Hello dear readers! This is me. I am still here. And I have now returned from the underworld of PhD writing that had accosted me for a while. I do apologize for my absence and will make more effort to give you my full attention in the future. But what I’m really here to talk about is these amazing chocolate biscuits.
These are biscuits folks. Not cookies. They’re thin and snappy, hence the name. They are not soft in the middle. And they are so full of chocolate it will make you weep. Yes, I said it. Weep. In short, they are the kind of biscuit to make when the world stresses you out and you want to curl into a small ball and weep. These biscuits give you license to do so.
These are adapted from Tea with Bea. You may remember, and here is the link if you don’t, that I few months ago I visited Bea’s of Bloomsbury in fabulous London town. The Princess and I went just after Thanksgiving and so I got the full works of Thanksgiving dinner followed by pumpkin pie. It was amazing. The book is amazing too. It full of the kind of cake, biscuits and slices that inspire you to actually get into the kitchen (as opposed to drooling uncontrollably on the pages but never taking any action). The cakes look particularly inspirational (watch this space for vanilla cake which I’m going to make next week…) but these cookies were on my mind last week and I eventually found time to make them on Tuesday afternoon. This was strategic because I had class on Wednesday and therefore had willing biscuit consumers at my beck and call. I love all things sweet but even I can’t manage an entire batch of these biscuits. It took me most of the afternoon and evening to bake them but that is because I have the world’s tiniest oven and on top of that, I ran out of baking paper so I was chilling the biscuits in the fridge, then baking them off and allowing them to cool before placing them on the bread board and then spooning more dollops onto the baking paper to chill and so on and so forth for hours. It won’t take you that long because you will be organized and have multitudes of baking paper and more than one baking tray and space in both fridge and oven for at least two trays. I say this because that is what I fantasize about having. (It’s the small things.)
I digress. I changed up the sugars in this recipe. I only had 60g of soft brown sugar to hand so I used that and more caster sugar than the original recipe calls for. I also only used 225g of dark chocolate, again because that is what was in the cupboard. Also, don’t skimp on the chocolate quality here. Chocolate is the predominant taste in these biscuits and it needs to be good quality – between 62% and 70%. Just don’t use 85% because that is for savoury cooking and will make your biscuits unbelievably bitter. The recipe suggests scooping the dough out with an ice-cream scoop but my ice-cream scoop is clearly more substantial and makes giant biscuits. I used two teaspoons and because of the way the dough melts down in the oven, this worked fine. Just make sure to leave enough space between dough lumps because these biscuits spread in a rather violent way. I did 8 to a round tray after my first attempt with 10 led to me pulling apart weird square biscuit shapes. This made loads of biscuits, about 30 at least.

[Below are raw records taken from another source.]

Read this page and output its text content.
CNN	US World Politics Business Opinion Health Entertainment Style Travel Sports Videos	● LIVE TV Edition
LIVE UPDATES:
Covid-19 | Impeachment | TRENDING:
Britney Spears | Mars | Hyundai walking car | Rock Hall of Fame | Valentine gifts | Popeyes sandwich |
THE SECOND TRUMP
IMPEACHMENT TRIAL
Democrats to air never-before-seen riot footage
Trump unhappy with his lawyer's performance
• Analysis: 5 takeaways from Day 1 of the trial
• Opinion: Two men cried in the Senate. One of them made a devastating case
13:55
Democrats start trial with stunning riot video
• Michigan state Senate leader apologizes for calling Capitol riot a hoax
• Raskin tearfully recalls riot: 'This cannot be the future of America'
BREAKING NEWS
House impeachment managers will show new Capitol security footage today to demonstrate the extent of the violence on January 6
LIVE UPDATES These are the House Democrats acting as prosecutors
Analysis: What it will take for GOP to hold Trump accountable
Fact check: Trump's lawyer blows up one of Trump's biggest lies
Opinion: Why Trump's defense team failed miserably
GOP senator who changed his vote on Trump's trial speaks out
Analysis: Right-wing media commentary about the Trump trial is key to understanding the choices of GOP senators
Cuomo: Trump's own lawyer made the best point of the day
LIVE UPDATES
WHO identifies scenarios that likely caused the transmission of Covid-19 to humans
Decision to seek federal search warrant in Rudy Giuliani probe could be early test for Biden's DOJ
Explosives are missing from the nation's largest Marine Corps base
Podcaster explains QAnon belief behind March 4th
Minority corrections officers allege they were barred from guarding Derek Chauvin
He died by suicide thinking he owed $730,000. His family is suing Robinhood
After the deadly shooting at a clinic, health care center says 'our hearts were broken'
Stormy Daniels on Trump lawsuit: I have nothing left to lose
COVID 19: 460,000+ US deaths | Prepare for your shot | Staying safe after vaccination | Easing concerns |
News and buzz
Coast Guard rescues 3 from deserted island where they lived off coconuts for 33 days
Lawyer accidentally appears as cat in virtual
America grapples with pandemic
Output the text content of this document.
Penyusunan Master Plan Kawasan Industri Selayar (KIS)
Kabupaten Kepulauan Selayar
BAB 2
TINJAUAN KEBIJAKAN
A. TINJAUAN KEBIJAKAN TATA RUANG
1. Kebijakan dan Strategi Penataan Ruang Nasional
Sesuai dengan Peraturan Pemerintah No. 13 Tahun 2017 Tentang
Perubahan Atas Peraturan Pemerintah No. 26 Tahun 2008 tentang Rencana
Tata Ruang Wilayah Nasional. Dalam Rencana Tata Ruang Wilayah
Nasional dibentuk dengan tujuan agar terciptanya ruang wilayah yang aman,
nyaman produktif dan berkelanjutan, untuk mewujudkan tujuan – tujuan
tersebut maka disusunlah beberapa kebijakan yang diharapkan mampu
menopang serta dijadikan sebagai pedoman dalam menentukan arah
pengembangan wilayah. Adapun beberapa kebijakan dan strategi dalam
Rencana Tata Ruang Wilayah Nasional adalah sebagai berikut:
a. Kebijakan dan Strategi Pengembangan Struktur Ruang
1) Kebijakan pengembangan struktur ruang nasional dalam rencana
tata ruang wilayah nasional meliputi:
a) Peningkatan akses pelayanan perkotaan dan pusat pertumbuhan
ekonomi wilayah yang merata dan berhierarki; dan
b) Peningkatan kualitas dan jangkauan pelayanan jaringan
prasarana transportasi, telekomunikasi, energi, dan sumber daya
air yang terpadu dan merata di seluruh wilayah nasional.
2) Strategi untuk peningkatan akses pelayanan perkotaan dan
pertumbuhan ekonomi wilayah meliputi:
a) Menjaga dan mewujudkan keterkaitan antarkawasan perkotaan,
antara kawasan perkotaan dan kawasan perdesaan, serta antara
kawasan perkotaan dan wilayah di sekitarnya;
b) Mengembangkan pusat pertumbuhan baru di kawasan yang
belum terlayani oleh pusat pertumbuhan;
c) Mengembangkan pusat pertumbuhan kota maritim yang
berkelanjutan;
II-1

Snip Snap Chocolate Biscuits
Adapted from Tea with Bea
180g unsalted butter, softened
1/4 tsp salt
60g soft brown sugar
220g caster sugar
some vanilla extract
240g plain flour
1/4 tsp bicarb
1 tbsp milk
225g dark chocolate
In your darling standing mixer, or with an electric beater, beat the butter, salt and sugar until white and fluffy. If, like me, you have neither, beat the butter in a bowl using a spatula. Once the butter is malleable and soft, add in the sugars and salt. Beat as best you can until the mixture is slightly lightened. (Let’s be honest, no one has time to beat butter by hand until it turns white. Just give it a good mixing.)
Beat the egg and yolk together with some vanilla before adding to the butter mixture. Add in half the quantity of flour and mix before adding in the milk. Add in the rest of the flour as well as the bicarb and mix to form a dough. If doing this by hand at this stage it is in fact easier to use your hands. Finally chop the chocolate into pieces and add it to the dough.
Preheat the oven to 180C. Using two teaspoons, drop lumps of the dough on a baking tray lined with baking paper, allowing space for spreading. Place this in the fridge for 20 minutes then pop them straight in the oven. Bake for about 11 minutes. I noticed that 12 minutes made the biscuits quite dark. You won’t be able to do the thumb test so leave the biscuits to cool on the tray completely before storing or scoffing. Run your palate knife under the cookies to release them from the baking sheet.
I found that the cookies tended to stick if I didn’t do this first. Eat whilst warm or store in an airtight container for a week.